90lı yılların sonlarında bendeniz wisconsin, a.b.d.'de öğrenciyken, her türlü soruya cevap olabilecek iki şey vardı: duct tape ve martha stewart.

martha, o zamanlar daha hapislere düşmemiş, kariyerinin doruk noktasında günlerdeydi. bizse insanların attıkları kıyafetlerini çöplerden toplayıp, todd'un süper keyifli martha gecelerini süslerdik... aradan 5 yıl geçip de todd'u ziyaret ettiğimde gururla martha'nın tüyolarıyla süslediği evini ve tarkan cd koleksiyonunu göstermişti. eşcinsel olduğunu sonunda açık etmiş (buralarda cinsel tercihinizi yaşamak zor oralarda kolay diyorsanız, bilginize amerikanın küçük kasabaları da pek bizlerden geri kalmıyor maalesef), türkiye'deki ekonomik kriz ve hortumlanan bankalar hakkında benden fazla bilgisiyle beni hayrete düşüren erken arkadaşı ve evlerinin alt katında kurduğu köpek kuaförlüğü işiyle mutlu mesuttu.
neyse geçen gün martha'nın websitesine rastladığımda, aklıma bu eski günler geldi. geleneksel macar ters aplike tekniğini keşfettim bu sayede, ve hemen denemem gerektiğine karar verdim. sizler de denemek isterseniz, linki burda. oldukça kolay aslında, kumaşın tersine deseni çiziyorsunuz, sonra keçeyi öbür tarafa iğneleyip, çizgiler üstünden dikiş makinesiyle geçiyorsunuz. sonra da düzüne çevirip, fazlalıkları makasla kesiyorsunuz.

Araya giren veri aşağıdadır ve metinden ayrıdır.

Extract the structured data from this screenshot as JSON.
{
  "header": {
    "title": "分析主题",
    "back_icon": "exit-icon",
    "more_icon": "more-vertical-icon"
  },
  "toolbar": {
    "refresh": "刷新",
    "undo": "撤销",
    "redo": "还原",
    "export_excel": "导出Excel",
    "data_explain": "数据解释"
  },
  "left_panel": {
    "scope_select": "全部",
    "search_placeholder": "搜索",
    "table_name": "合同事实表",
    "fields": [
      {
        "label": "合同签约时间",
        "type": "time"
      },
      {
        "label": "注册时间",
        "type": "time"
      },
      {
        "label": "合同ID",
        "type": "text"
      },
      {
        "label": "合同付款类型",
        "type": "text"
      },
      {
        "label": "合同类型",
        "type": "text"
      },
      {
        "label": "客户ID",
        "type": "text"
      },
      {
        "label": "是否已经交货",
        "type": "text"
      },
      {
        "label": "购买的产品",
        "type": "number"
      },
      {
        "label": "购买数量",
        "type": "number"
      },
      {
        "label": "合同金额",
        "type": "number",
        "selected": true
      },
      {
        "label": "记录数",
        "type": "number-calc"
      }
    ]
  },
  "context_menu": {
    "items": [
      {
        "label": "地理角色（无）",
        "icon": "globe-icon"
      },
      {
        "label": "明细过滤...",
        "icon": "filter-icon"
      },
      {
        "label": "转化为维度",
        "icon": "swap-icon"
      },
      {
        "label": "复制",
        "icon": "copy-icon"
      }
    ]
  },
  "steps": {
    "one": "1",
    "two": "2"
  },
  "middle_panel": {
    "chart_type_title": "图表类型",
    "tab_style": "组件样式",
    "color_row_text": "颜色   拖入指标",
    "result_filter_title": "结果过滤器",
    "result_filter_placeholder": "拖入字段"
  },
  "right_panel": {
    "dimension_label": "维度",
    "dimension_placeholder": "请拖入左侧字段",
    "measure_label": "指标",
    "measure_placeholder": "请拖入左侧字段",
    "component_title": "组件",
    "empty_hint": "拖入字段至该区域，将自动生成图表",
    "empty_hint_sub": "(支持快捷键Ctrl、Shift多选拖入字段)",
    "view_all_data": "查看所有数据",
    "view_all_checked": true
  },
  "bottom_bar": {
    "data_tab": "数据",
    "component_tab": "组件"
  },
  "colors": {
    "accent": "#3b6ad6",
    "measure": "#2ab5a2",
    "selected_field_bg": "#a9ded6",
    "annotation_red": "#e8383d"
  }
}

ofisimizde tekrar tekrar alevlenen 5s günlerinden birinde (bilmeyenler için bkz. es es es es es ki yazım) atılan posta çuvallarından birini alıp, evde hem önümüz yaz kim bilir belki sahile giderim diye plaj çantası yaptım, hem de aplikesi kolay bir motif ve konuyla alakalı olduğundan keçeden geri dönüşüm işareti aplike ettim. yalnız bu aşamada dikkatli olmakta fayda var. benim gibi dikkatsiz olursanız, resimdeki gibi okları tersine giden geri gönüşüm işaretiniz oluyor. deseni çizerken ters çizmkte yarar var yani, öbr tarafın doğru yüz olacağını hesaba katarak.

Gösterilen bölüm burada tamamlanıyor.